CourtFlorida Supreme Court

Jeanne Heyward, and Knight, Peters, Hoeveler, Pickle, Neimoeller & Flynn, Miami, for petitioners.

Robert Orseck of Podhurst, Orseck & Parks, and Fuller, Brumer, Moss & Cohen, Miami, for respondents.

CARLTON, Chief Justice.

We have jurisdiction of this cause, pursuant to Article V, Section 3(b)(3), Florida Constitution, F.S.A., because of a direct conflict between the decision sub judice of the District Court of Appeal, Third District, reported at 260 So.2d 534, and Phoenix Insurance Co. v. McQueen, 240 So.2d 79 (1st D.C.A.Fla.1970).

Jennie Bell West filed an action for damages against the owner of a car with which she was involved in an accident and joined Auto Owners Insurance Co. as a defendant, alleging that Auto Owners at the time of the accident insured the owner of the car for the damages she was claiming. Auto Owners denied that its insurance policy covered the car involved.

Both parties moved for summary judgment on the issue of coverage. The trial court granted the motion of Jennie Bell West, finding 'that the defendant's failure to respond to the SR--21 notice estops defendant insurer from denying coverage.'

The SR--21 notice referred to is a self-serving form notice used by car owners involved in accidents to notify the Financial Responsibility Division of insurance coverage.

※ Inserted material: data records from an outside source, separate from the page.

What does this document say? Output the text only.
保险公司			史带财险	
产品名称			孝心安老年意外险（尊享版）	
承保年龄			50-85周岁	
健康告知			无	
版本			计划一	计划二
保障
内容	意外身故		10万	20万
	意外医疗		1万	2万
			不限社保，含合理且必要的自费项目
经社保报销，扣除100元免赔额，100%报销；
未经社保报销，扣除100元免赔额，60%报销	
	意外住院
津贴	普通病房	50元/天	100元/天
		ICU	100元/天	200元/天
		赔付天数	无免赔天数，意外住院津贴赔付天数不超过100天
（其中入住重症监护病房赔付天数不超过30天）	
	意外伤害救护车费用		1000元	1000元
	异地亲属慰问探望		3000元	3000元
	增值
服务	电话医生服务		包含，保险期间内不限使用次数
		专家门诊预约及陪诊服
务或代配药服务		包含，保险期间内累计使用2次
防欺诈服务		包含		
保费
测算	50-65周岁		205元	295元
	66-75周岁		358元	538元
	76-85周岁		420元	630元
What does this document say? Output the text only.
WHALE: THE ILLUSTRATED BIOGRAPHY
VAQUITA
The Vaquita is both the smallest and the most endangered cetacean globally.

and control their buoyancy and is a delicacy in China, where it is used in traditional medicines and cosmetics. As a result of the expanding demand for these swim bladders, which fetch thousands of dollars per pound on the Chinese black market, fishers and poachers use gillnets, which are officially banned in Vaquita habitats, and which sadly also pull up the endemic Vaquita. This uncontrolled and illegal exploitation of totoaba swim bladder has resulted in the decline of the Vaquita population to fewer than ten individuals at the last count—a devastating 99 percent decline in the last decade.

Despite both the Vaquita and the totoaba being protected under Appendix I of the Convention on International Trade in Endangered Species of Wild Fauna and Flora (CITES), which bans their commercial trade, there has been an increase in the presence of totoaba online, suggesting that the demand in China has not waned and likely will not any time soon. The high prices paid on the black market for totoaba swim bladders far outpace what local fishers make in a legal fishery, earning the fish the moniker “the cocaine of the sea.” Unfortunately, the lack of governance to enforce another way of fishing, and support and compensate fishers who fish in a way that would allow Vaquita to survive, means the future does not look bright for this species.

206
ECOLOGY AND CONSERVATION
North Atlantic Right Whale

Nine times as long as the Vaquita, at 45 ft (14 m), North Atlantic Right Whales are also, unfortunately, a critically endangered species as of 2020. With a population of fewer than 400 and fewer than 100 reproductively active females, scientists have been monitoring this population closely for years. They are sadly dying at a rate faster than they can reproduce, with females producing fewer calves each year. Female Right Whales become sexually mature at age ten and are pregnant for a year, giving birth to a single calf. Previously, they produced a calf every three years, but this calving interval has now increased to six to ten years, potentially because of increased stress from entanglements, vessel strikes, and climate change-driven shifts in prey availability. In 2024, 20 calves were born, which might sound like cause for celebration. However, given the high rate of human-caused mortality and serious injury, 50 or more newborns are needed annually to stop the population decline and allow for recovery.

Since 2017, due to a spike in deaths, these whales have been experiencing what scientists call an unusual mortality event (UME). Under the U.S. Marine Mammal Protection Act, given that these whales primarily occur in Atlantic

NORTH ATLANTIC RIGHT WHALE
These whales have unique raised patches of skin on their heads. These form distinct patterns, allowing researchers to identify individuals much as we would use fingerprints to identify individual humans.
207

One of these forms was filed in this case by the co-defendant car owner, claiming that the car was insured by Auto Owners. Fla.Stat. § 324.091, F.S.A., a part of our Financial Responsibility Law, provides that when such a form is received by the Insurance Department a copy of it shall be mailed to the alleged insurer and that the Department 'shall assume' that coverage is in effect unless the insurer responds to the contrary within twenty days. The statute also provides that if evidence of noncoverage is received even after this twenty-day period, the Department may take such action as is otherwise authorized under that chapter.

The trial court's finding of an estoppel based on a failure to respond to an SR--21 is directly contrary to the decision in Phoenix Insurance Co. v. McQueen, Supra, wherein it was held that such a failure to respond does not amount to an estoppel. In Phoenix, the court, in reference to Fla.Stat. § 324.091, F.S.A., said:

'. . . There is nothing in the statute which either directly or by...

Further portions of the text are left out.